1. They Call You
If a Remote Support Technician calls you to convince you there is a problem with your computer, or that it is infected you should hang up. The Caller ID for the phone call might even make it seem like a legit call, but it isn’t. Unless you have an active arrangement with a Tech Support company like Y-Not Tech Services’ Managed Services, there is no way for them to know about issues on your computer (and even then, only the company you have an agreement will have any legitimate information about your system). They are just assuming that your computer isn’t running at 100%.
2. They Claim to be From Microsoft
Or Dell or HP or IBM or Apple or any other big company they hope will sound official enough to get into your computer. Microsoft will not call you. Let me repeat that: Microsoft. Will. Not. Call. You. Tech Support Scammers will try to sound official by pretending to be from respected and well-known corporations.

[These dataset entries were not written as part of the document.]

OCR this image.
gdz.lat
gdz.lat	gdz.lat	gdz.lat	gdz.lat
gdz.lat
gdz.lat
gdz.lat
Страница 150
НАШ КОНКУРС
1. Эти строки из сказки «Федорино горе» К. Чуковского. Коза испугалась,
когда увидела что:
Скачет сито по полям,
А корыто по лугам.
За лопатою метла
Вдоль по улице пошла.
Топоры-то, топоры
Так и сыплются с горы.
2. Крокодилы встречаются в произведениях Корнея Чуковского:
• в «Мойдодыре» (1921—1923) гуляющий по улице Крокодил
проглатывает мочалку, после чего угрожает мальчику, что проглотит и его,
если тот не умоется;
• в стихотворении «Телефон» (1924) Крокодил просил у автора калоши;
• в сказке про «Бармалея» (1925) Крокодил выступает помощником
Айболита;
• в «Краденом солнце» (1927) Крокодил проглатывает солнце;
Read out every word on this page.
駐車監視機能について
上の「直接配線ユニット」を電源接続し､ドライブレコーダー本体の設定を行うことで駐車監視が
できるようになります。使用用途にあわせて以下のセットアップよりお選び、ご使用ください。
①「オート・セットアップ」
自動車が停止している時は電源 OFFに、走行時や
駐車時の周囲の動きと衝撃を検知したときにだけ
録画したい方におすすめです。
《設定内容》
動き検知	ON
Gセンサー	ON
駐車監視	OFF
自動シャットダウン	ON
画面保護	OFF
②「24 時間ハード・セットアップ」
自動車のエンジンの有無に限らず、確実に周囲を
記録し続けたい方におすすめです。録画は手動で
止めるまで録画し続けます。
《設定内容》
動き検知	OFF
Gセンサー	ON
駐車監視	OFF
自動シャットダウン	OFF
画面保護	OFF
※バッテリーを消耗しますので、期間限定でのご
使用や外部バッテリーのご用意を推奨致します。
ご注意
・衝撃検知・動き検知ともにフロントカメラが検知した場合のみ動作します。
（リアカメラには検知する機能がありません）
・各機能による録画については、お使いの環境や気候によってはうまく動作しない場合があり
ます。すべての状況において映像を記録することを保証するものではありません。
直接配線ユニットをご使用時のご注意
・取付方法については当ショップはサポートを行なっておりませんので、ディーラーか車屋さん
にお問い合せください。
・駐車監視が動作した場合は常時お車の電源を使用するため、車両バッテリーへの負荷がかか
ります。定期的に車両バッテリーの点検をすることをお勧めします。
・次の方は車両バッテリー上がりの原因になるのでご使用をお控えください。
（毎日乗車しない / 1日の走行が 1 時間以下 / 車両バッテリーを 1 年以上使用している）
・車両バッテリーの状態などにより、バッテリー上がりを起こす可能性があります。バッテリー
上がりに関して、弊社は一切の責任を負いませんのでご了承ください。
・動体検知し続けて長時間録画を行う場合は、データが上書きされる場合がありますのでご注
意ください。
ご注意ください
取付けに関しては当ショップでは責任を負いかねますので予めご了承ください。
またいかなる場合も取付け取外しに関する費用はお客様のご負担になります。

This is often enough to convince unsuspecting victims to give them access to their computer and hand over their credit card information for the “needed” repairs.
Some common titles they are known to use include:
- Windows Tech Support
- Windows Support Center
- Microsoft Tech Support
- Microsoft Support
- Dell Technical Support
That list is in no way exhaustive, but those are some of the most common ones and can give you a good idea of what to look out for.
3. They Try to Confuse and Scare You
The scammers will often show you error logs in your computer in an attempt to scare you. They might walk you through some steps on your computer to pull up an error report. This report is very real, but it takes some training to understand what you’re seeing and it is meant for Technicians to use. To the untrained eye, it can look like your PC is about to implode and the Tech Support Scam artists will often use this or other things to confuse you. Take a look at the Error Log below and you’ll see a lot of errors and warnings, but that doesn’t mean the computer it was found on is in need of hundreds of dollars of over-the-phone tech support.
4. Warnings, Websites or Popups Have Misspelled Words or Poor Grammar
Often times (maybe even most times) the tech support scammer will not use English as their native language. This will lead to spelling and grammar mistakes in the warnings and popups that might appear. Of course, any of us can make these mistakes, but it is a common trait of these issues to have a lot of language problems. Another reason for this symptom is that scammers are going for quantity over quality and pushing out as many popups and websites as they can as quickly as they can. Many of them will get taken down so it’s more important for the scammers to get them out in front of eyes than spend time proofreading. Read things carefully and use spelling and grammar mistakes as a red flag.
5. They Send You to a Website to Grant Access to Your Computer
Tech Support Scammers will have a website set up and ask you to go to it. Once there they will have you grant them access to your computer. The process the scammers use to gain access to your computer is virtually the same as what legitimate Tech Support companies use. Y-Not Tech Services offers Remote Tech Support to our clients and to get connected we direct clients to ynottechservices.screenconnect.com – The take away here is to never let someone you don’t trust access your computer. That includes the tech support scammers that call you and try to convince you to allow a connection, but also companies you find through searching Google or Bing. If something feels off about it, don’t allow access to your computer.
6. They Use Search Ads to Be Seen
At the top of every Google Search Result, you will see advertisements. These are noted by the word AD in a little box next to the result. Tech Support Scammers will pay for these ads so that they are the first thing you see when you search for a problem you’re having. Often they will combine this tactic with number 2 above and pose as a company they aren’t.
I had a client have problems with his Canon Printer so he searched for “Canon Printer Troubleshooting” and clicked on one of the top results (an ad). It took him to a page that looked like it was from Canon. He called the number on the page and they told him they were from Canon, got him to give them access to his PC remotely and caused all kinds of problems including charging him $200 for a made up software solution. Always check the URL (website address) of sites you visit. This site looked and claimed to be an official Canon site, but the URL didn’t reflect that at all. Canon’s website is www.canon.com, and most companies have a simple URL like that. I make it a general rule to scroll past the Ads at the top of each Google search result and go straight to the organic results.
Avoiding Tech Support Scams doesn’t need to be hard or complicated. Keep the above six tell-tale signs in mind and you’ll be able to save yourself some money and frustration.